Not that his was the only line to struggle, though. The top power play unit gave up a breakaway, and the second line, on which Ryan McGrath scored two of the team’s three goals, conceded a shorthanded break for penalty shot, which Doug Carr stopped. Fortunately, the first of McGrath’s pair came later on in at that power play, just 42 seconds the middle period. Nonetheless, being tied with or trailing Bentley for the majority of the game is not in any way an enviable position, and they went back to being behind early in the third when Carr was beaten on a clean look by Andrew Gladiuk.
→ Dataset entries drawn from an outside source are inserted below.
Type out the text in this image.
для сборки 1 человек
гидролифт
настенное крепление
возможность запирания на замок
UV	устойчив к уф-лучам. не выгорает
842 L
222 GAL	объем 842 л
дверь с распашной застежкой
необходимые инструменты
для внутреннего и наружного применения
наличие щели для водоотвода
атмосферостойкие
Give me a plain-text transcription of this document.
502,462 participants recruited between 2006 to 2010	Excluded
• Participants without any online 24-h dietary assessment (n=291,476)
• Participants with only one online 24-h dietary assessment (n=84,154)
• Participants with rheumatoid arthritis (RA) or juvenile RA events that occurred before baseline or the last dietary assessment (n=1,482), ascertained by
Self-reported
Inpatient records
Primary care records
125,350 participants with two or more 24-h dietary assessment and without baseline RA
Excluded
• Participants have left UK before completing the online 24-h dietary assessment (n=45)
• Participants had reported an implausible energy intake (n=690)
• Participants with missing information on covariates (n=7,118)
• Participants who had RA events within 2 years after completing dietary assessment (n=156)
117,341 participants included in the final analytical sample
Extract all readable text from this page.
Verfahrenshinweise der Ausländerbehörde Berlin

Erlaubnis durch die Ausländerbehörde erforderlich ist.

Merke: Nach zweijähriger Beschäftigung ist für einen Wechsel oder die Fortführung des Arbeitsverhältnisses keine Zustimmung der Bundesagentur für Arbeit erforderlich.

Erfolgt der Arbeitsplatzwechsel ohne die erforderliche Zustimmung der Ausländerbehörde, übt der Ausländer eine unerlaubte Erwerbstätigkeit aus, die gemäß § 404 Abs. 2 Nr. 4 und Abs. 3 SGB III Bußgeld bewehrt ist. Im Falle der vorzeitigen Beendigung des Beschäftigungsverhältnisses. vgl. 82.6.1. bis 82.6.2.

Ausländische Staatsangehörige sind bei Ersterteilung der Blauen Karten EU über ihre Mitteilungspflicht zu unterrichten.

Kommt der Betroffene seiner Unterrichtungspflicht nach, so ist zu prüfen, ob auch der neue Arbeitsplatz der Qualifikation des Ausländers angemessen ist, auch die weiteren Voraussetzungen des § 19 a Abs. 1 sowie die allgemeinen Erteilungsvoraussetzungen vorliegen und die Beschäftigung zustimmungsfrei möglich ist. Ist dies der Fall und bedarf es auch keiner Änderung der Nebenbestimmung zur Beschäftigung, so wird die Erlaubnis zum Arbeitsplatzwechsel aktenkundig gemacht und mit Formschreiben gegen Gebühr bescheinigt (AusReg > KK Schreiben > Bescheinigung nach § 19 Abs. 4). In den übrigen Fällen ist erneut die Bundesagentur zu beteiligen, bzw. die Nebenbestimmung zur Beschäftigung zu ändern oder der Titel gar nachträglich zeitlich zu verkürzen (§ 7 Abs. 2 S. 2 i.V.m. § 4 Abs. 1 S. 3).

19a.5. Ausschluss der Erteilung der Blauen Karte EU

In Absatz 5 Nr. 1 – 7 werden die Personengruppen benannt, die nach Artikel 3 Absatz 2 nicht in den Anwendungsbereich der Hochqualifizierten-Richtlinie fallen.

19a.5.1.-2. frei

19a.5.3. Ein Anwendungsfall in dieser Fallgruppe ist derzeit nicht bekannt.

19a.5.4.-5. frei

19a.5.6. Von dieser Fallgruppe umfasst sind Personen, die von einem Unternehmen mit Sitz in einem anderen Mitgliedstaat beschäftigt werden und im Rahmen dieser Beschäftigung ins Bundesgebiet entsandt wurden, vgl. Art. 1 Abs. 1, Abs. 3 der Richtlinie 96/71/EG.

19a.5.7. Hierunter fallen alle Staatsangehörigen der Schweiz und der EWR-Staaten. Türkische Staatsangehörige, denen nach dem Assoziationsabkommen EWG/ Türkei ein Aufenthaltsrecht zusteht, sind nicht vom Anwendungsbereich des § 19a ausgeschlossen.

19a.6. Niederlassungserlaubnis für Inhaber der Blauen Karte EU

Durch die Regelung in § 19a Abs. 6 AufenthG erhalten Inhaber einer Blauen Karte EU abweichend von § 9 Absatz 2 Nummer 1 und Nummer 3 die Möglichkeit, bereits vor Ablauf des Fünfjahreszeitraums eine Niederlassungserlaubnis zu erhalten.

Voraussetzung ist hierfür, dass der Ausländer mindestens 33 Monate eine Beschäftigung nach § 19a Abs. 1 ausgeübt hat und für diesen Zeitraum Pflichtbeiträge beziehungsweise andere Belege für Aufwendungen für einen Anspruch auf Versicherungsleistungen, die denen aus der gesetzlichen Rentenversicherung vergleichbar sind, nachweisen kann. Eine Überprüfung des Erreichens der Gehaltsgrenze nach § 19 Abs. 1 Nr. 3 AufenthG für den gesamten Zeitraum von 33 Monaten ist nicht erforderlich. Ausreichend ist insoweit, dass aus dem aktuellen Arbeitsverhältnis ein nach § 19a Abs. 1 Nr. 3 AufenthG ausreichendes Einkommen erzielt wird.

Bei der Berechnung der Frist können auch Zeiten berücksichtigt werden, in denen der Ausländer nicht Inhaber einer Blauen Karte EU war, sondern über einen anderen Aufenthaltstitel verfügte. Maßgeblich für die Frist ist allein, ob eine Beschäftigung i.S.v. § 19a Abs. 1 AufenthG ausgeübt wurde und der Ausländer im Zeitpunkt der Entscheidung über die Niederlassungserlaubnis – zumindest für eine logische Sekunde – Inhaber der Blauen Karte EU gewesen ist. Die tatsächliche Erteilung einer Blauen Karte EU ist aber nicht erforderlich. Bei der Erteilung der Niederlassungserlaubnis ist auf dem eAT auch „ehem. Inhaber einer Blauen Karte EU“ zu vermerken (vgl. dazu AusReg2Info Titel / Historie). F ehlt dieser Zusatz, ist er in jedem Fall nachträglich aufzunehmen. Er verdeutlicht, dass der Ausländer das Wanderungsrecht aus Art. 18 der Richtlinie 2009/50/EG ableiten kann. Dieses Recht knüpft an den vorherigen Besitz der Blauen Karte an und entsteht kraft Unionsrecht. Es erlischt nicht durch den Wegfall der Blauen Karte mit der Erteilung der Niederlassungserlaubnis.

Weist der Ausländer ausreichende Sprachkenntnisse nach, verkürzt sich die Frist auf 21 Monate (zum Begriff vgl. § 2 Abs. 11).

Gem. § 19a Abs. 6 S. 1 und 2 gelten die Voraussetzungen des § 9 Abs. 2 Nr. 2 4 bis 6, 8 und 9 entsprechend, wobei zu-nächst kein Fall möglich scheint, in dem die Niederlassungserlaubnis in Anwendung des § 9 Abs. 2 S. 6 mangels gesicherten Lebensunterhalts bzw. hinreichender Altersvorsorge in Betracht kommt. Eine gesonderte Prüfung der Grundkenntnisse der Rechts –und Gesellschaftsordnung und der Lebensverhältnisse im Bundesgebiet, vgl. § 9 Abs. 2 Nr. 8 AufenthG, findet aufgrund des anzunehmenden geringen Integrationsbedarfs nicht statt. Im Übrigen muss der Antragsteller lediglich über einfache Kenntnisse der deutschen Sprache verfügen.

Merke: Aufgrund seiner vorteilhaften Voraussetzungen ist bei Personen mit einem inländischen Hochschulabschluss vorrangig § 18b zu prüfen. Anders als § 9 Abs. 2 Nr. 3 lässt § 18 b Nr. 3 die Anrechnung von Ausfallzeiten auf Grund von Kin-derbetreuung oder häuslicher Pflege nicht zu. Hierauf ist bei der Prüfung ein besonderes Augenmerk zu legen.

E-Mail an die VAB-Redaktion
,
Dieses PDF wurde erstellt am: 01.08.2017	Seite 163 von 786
Of course, all of this goes without mentioning that Lowell had a pair of goals waived off in the game, with the first coming at 13:27 of the opening period when McGrath was adjudged to have interfered with the goaltender while he was being mugged by Andrew Fitzstephens. A similar call disallowed another goal in the third period, though this time we were under the impression that the ref decided the goaltender had control of the puck, even though it hit him and dropped immediately to his feet.
The latter decision to go against the River Hawks, though, seemed to spark them. Not long after, Steve Buco and McGrath scored at 15:38 and 15:49 to make a deficit a lead, and despite a Derek Arnold tripping penalty in the dying minutes, the River Hawks were able to hold on for the win. But again, hanging on for the win against Bentley should be viewed only one way: Extremely negative.
Lowell was unimpressive and timid and just plain not good in this game, and only the fact that it was playing a team as bad as Bentley saved it from complete embarrassment. We never believed we’d say something like that. Hell, we can’t believe we’re saying it now.
The time for playing like this is long since over, and the games at Clarkson next weekend are going to be anything other than utter disasters, this team needs to get its head on straight again.